Überwiegen die Vor- oder Nachteile?Auch die Ergebnisse aus den Pilotstädten in Großbritannien sind nicht eindeutig. Forscher beobachteten, dass es etwa in Portsmouth weniger Unfälle gab: Durch die Drosselung verunglückten 20 Prozent Menschen weniger im Straßenverkehr, vor allem Kinder verletzten sich deutlich seltener. Bei Tempo 30 können Autofahrer schneller reagieren und benötigen einen kürzeren Bremsweg.

Außerdem verliert das Auto bei Tempo 30 offenbar an Attraktivität und Bedeutung. In Bristol etwa werden nun 20 Prozent mehr Kilometer mit dem Fahrrad zurückgelegt und zu Fuß gegangen. Untersuchungen des britischen Verkehrsministeriums zeigen zudem, dass sich weniger Staus bilden und Fahrzeuge flüssiger von A nach B kommen. Obwohl sie deutlich langsamer fahren mussten, kamen sie im Schnitt nur 40 Sekunden später am Ziel an als unter der alten Norm.

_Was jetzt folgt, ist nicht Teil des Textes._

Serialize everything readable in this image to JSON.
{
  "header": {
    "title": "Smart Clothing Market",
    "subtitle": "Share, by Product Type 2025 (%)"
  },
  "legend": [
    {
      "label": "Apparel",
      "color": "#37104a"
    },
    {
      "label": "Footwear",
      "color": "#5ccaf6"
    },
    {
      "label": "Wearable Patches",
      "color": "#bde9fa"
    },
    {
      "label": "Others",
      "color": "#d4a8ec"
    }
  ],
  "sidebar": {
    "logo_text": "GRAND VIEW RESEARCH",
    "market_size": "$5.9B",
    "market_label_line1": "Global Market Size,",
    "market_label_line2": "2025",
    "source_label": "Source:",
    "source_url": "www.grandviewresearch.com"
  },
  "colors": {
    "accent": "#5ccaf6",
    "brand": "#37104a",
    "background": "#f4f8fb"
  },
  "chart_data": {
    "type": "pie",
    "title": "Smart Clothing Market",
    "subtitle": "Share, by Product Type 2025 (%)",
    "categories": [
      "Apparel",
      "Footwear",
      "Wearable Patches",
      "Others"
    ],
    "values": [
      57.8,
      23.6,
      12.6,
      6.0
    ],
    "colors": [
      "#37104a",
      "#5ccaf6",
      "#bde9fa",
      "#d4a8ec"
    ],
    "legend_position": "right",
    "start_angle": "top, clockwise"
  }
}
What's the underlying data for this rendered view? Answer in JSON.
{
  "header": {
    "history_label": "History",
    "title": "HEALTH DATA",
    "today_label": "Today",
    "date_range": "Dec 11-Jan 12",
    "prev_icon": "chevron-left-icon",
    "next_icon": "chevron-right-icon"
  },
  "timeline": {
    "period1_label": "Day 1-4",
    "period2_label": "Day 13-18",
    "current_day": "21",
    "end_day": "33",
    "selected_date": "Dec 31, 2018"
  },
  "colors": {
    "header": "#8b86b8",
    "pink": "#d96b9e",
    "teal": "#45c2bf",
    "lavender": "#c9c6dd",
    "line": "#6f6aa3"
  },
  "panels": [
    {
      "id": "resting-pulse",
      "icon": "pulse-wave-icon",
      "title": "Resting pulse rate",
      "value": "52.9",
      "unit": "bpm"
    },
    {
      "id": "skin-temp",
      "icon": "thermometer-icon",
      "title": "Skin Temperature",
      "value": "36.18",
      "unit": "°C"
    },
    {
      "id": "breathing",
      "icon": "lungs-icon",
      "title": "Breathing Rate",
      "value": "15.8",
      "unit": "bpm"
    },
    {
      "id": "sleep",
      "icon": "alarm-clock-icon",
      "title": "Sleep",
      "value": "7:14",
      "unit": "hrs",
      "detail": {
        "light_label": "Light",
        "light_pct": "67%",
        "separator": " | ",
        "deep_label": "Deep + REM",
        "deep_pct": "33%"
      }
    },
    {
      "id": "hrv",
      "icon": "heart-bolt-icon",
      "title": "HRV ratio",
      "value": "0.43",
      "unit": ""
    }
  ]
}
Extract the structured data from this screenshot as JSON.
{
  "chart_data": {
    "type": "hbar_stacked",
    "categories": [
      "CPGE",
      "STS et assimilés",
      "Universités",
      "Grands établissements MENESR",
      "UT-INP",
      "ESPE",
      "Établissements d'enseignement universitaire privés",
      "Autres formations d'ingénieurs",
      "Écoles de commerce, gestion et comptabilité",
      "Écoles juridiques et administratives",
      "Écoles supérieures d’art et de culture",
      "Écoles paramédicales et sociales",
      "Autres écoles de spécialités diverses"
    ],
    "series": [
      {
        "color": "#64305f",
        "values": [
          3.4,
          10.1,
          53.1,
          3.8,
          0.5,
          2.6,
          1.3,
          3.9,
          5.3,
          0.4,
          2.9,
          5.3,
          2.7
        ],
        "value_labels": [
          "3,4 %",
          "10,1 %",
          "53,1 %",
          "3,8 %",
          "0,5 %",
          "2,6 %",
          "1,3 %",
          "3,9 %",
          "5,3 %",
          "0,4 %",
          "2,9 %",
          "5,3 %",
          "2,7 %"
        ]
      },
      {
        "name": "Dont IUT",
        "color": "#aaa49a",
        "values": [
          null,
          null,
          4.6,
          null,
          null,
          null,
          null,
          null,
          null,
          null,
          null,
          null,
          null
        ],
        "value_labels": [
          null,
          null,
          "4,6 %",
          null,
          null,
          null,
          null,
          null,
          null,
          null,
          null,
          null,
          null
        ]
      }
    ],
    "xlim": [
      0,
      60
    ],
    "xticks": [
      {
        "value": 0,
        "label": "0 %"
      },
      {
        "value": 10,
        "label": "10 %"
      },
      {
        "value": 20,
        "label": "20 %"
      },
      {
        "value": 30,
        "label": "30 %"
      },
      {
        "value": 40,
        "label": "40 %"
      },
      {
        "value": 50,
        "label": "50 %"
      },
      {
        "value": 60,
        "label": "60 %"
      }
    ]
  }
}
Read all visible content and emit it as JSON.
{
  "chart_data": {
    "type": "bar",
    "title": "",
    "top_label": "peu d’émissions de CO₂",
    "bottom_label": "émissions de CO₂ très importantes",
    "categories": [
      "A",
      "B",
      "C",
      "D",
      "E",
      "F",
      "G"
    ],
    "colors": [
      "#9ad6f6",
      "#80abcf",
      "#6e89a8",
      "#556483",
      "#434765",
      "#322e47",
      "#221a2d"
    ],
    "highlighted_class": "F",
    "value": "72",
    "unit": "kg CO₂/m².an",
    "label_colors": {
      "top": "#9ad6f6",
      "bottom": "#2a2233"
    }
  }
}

Weitere Vorteile konnten allerdings nicht nachgewiesen werden. Beispiel weniger Verkehrslärm: Laut einer Studie der FH Jena müssten der Verkehr spürbar ruhiger werden.  In Bristol aber konnten Forscher diesen Effekt nicht nachweisen. Auch die CO2-Emissionen haben sich nicht spürbar verringert. Eigentlich hätten sie sich sogar erhöhen müssen: Deutsche Forscher analysierten Zonen mit dem niedrigeren Geschwindigkeitslimit in Stuttgart. Ergebnis: Ein Tempolimit würde die Verkehrsemissionen um 20 Prozent steigern.

Wie auch immer das EU-Bürgerbegehren ausgeht: In Deutschland ist das 30er Limit zumindest in großen Städten keine Ausnahme mehr. Laut ADAC gilt bereits jetzt auf jeder dritten von vier Straßen in Berlin die niedrigere Geschwindigkeitsgrenze, in München gilt sogar auf 80 Prozent der Straßen Tempo 30.